Step 5:  Use the micromanuoulator.  This is an electrode that can be inserted into individual neurons.  The oscilloscope monitor is also visible, and shows the impulses that is being created by that neuron.  (The virtual lab comes equipped with multiple neurons.  So each one may have a different impulse visual, based on where you inserted the electrode).

Staying true to the real structures of lab procedures, I decided to make a hypothesis of what I was about to find.  My thoughts were:  If I alter the type of stimuli given to an exposed neuron within a leech, then I will be able to identify the type of neuron, because each neuron picks up different signals from the body- each one specific to a type of stimuli.

Step 6: Use different stimuli to check the responses of the neuron.  The feather represents a light touch, the probe a medium touch, and the forceps a strong touch.

Step 7: At the same time as step 6, you can also inject a fluorescent dye (known as Lucifer Yellow, as it turns bright yellow-green under UV light) into the neuron.  By hitting the Ultra Violet switch, you can see the cell body (the studying of the form and structure of an organism and its parts, such as this, is known as morphology by the way).

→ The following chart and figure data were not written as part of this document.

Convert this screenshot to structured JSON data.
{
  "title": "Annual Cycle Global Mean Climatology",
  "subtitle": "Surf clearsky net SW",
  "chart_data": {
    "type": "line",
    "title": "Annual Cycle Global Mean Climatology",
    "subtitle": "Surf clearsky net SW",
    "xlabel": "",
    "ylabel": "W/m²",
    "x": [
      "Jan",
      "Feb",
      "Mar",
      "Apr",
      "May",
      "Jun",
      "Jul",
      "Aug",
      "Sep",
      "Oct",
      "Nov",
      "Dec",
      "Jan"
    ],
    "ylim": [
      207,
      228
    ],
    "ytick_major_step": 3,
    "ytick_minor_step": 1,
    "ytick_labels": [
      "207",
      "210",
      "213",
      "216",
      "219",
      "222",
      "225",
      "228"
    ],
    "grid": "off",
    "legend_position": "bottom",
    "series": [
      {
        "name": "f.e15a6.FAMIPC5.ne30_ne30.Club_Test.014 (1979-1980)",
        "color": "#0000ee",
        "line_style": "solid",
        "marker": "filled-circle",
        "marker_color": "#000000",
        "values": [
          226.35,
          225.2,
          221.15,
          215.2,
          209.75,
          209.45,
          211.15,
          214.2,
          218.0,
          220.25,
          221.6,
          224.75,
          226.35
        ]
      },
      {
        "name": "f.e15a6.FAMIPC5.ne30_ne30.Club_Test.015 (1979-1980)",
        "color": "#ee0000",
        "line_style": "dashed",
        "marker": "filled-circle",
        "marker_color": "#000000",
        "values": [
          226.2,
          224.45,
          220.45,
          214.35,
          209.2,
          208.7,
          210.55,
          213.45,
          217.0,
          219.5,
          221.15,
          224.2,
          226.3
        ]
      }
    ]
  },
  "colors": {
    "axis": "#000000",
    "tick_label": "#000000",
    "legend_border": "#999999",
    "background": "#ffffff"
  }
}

Step 8: Use the data table (seen below), and the research you collected, to identify the type of cell you found.  Take special notice how each cell, determined by a letter, responds differently to different stimuli.  Repeat steps 5-8 to your hearts content!

Leech Lab Table

As far as statistical data, there is not a lot of information to be retrieved from this lab (the majority of what was discovered was from observations).  However, there is still a lot of information and knowledge that can be gained.  First and foremost, this entire lab is about doing what is referred to as “electrophysiology”, or more commonly called “neurophysiology”.  These terms are defined as “the study of life processes and of the physical and chemical processes involved, particularly the electrical aspects”.  By doing such a procedure, it is possible to see how different neurons react to different conditions.  It can be concluded that each neuron reacts differently, and looks different for that matter, because each one is responsible for detecting a specific stimuli.  It can also be concluded that these specific impulses can be used to identify what type of neuron is being observed.  Lastly, a lab like this can show how neurons work in general, as well as the steps scientists undergo to observe such a process.

That about does it for this blog post.  Looking back, we have really been quite productive!  We have identified the purpose and materials required to dissect a leech, gone through each step of that dissection, and then analyzed our results and what it means to the overall study of the nervous system.  And as a final note, it is important to say that no leeches were harmed in the making of this blog post or the lab…at least, not physically anyway!